Adr1^c partially suppresses coactivator defects during oleate induction. mRNA levels were measured after 1 h of incubation in 0.1% oleate + 3% glycerol by qPCR in strains deleted for ADR1 and specific coactivator components as well as carrying either plasmid pKD14 for Adr1^c or pKD16 for Adr1. A, average expression in individual mutants of the Mediator complex (med2Δ, med3Δ, med15Δ, and med16Δ); in Swi/Snf mutants: snf2Δ (B), and snf5Δ (C); and in SAGA mutants: gcn5Δ (D) and ada1Δ (E). Values are expressed as percentage of WT expression; error bars indicate standard deviations of three biological samples. DRI, derepressing-inducing.

FIGURE 5.

Adr1^c recruits some coactivator components better than WT Adr1. Recruitment of coactivator components was measured by ChIP-qPCR in strains deleted for ADR1 but carrying either plasmid pKD14 for Adr1^c or pKD16 for Adr1 and with Myc-tagged coactivator components. Samples were collected under repressing (R; 5% glucose), derepressing (DR; 3% glycerol) and inducing (DRI; 0.1% oleate + 3% glycerol) conditions. The recruitment of SAGA components (Gcn5 and Ada1) was determined upon repression (A) and derepression (B). C and D show Snf2 recruitment under derepression and oleate induction, respectively, compared with repressed conditions. Error bars indicate standard deviations of two biological samples. IP, immunoprecipitation.

FIGURE 6.

Model for the interaction of Snf1, Adr1, Oaf1, and Pip2 at co-dependent promoters. In this model, Snf1 controls the activity of Adr1 by indirectly stimulating its dephosphorylation (23).

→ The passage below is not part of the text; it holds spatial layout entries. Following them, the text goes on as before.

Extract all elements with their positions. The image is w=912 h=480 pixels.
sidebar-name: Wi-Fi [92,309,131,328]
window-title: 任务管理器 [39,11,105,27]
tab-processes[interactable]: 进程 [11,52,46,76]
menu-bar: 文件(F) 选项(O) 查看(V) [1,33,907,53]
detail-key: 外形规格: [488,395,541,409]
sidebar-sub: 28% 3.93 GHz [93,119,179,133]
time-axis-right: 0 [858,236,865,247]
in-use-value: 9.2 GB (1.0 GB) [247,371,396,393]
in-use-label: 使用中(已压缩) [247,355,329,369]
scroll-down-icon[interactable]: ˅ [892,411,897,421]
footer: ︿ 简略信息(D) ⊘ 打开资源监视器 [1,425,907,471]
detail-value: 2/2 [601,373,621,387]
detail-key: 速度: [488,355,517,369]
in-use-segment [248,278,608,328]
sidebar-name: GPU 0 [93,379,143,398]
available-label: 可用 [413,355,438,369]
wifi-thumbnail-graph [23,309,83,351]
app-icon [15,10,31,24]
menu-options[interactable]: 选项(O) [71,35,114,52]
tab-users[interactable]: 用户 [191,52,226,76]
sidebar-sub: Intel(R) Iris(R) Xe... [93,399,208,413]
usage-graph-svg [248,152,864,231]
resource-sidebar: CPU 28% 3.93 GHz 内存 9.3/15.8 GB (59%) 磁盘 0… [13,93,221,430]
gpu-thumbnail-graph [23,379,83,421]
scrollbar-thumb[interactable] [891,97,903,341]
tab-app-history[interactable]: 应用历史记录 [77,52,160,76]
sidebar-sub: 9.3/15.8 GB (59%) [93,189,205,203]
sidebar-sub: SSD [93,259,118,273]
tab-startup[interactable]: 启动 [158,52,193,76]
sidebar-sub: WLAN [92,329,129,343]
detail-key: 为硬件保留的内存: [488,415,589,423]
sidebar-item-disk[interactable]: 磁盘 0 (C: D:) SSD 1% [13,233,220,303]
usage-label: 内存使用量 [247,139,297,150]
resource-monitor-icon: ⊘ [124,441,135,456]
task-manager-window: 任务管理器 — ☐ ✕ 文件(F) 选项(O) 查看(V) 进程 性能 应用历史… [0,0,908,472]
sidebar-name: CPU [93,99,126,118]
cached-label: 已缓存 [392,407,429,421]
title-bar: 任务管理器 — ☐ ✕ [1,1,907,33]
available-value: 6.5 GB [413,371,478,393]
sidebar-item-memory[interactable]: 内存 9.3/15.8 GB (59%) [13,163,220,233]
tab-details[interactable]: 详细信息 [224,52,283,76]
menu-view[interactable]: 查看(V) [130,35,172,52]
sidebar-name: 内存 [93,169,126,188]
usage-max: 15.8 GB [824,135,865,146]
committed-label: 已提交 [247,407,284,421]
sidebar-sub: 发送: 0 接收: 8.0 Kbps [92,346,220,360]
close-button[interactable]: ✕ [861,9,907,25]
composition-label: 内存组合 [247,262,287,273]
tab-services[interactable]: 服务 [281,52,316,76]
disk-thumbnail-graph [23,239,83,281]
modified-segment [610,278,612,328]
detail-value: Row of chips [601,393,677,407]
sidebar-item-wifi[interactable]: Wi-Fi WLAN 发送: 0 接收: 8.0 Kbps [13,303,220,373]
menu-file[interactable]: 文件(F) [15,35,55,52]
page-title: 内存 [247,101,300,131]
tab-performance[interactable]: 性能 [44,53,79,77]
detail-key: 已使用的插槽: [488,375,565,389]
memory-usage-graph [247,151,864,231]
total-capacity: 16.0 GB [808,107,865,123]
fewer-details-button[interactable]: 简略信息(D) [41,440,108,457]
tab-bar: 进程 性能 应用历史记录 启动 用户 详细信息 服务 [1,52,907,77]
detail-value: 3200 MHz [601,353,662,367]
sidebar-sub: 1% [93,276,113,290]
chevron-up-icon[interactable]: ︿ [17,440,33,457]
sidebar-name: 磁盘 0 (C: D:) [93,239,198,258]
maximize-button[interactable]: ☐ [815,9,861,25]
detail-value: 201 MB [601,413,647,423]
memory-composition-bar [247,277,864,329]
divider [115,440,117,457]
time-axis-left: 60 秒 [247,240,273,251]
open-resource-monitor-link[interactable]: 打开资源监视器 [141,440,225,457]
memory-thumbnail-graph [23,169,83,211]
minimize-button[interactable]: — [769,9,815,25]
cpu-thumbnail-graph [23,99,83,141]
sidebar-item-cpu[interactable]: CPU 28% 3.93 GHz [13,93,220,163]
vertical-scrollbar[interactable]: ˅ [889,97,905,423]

The inactive transcription factors are shown in rectangles with dashed borders and are denoted with an i; the active transcription factors are enclosed in solid rectangles and are denoted with an a. Adr1^c does not require Snf1 for activation because it lacks that phosphorylatable Ser-230. Swi/Snf1 was recruited to Adr1^c-activated peroxisomal genes, but it is shown with a dashed border because their transcription was less sensitive to its loss when Adr1^c was the activator (Table 5; Figs. 3 and 4). Mediator was not assessed at peroxisomal genes because their transcription was relatively insensitive to its loss when Adr1^c was the activator. Adr1^c-activated transcription of peroxisomal genes was dependent on SAGA but was less sensitive to the loss of the histone acetyltransferase component Gcn5 than to the loss of the structural component Ada1 (Table 5; Figs. 3 and 4).